Ce magistrat a rendu compte des plaidoiries dans le délibéré de la cour, composée de :
Madame Laurence SINQUIN, Présidente,
Madame Anne DUVAL, Conseillère,
Madame Françoise CATTON, Conseillère,
Greffier en préaffectation lors des débats : Monsieur Anthony CHEVRON
FAITS ET PROCÉDURE
La société [1] est une société par actions simplifiée immatriculée au registre du commerce et des sociétés (RCS) de Nanterre.
Elle a pour activité la fabrication d’éléments en matières plastiques pour la construction et applique la convention collective nationale de l’industrie textile du 1er février 1951.
Elle emploie plus de 11 salariés.
A compter du 12 mars 2015, M. [Z] a exercé des fonctions d’expert SAP IT au sein du service SAP Groupe opérations de la société [1]. Chaque mois, la prestation réalisée par M. [Z] a été facturée par la société [2] à la société [1]. La prestation de M. [Z] était par ailleurs facturée à la société [2] d’abord par la société [3] puis, à compter du 4 avril 2017, par la société [4] dont M. [Z] était le gérant.
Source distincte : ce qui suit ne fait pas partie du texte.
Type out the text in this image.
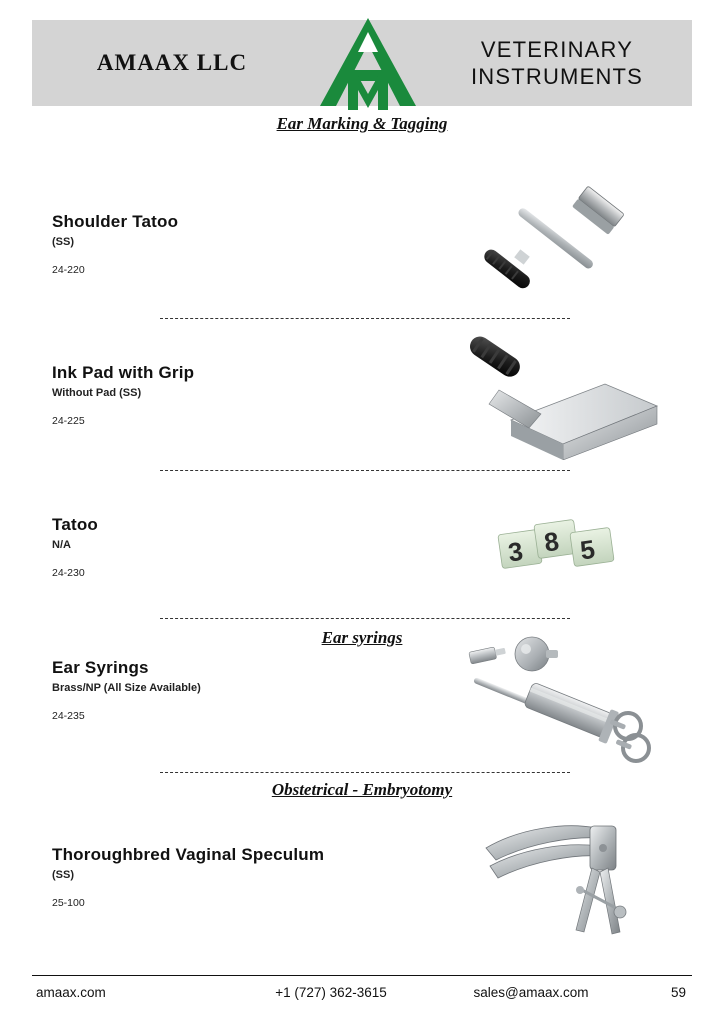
AMAAX LLC
VETERINARY
INSTRUMENTS
Ear Marking & Tagging
Shoulder Tatoo
(SS)
24-220
Ink Pad with Grip
Without Pad (SS)
24-225
Tatoo
N/A
24-230
3 8 5
Ear syrings
Ear Syrings
Brass/NP (All Size Available)
24-235
Obstetrical - Embryotomy
Thoroughbred Vaginal Speculum
(SS)
25-100
amaax.com	+1 (727) 362-3615	sales@amaax.com	59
Au mois de décembre 2020, le directeur de projet de la société [1] a annoncé à M. [Z] que sa mission serait délocalisée en Serbie.
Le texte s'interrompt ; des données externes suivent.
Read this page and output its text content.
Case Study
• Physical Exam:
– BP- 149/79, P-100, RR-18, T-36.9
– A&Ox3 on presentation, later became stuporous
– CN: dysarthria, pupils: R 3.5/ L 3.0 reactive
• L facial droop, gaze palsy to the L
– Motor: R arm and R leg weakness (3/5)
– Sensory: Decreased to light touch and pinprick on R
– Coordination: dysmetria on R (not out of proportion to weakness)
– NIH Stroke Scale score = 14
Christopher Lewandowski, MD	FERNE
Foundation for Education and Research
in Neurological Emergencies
En mars 2021, la société [1] a mis fin à la prestation de services de M. [Z] à effet au 31 mars 2021.
Par requête introductive reçue au greffe le 4 août 2021, M. [Z] a saisi le conseil de prud’hommes de Nanterre d’une demande tendant à ce que sa relation de travail avec la société [1] soit qualifiée ou requalifiée en contrat de travail indéterminée et à obtenir le versement de diverses sommes à titre de dommages et intérêts et d’indemnités.
Par jugement rendu le 14 septembre 2023, auquel renvoie la cour pour l’exposé des demandes initiales des parties et de la procédure antérieure, le conseil de prud’hommes de Nanterre a :
— Accepté la demande par la société [1] d’intervention forcée de la société [2] ;
— Ordonné pour la bonne administration de la justice, la jonction des deux affaires RG 21/01658 et RG 22/02133, sous le numéro RG 21/01658 ;
— Déclaré son incompétence matérielle pour statuer sur la mise en cause de la société [2] par la société [1] ;
— Débouté la société [1] de toutes ses demandes à l’encontre de la société [2] ;
— Condamné la société [1] au versement de 1 000 euros à la société [2] au titre de l’article 700 du code de procédure civile ;
— Condamné la société [1] aux dépens à l’encontre de la société [2] ;
— Dit que la relation entre M. [Z] et la société [1] n’est pas un contrat de travail ;
— Débouté M. [Z] de l’ensemble de ses demandes ;
— Débouté la société [1] de l’ensemble de ses demandes subsidiaires et reconventionnelles à l’encontre de la société [2] ;
— Débouté la société [1] de l’ensemble de ses demandes reconventionnelles ;
— Mis les entiers dépens à la charge de M. [Z] à l’encontre de la société [1].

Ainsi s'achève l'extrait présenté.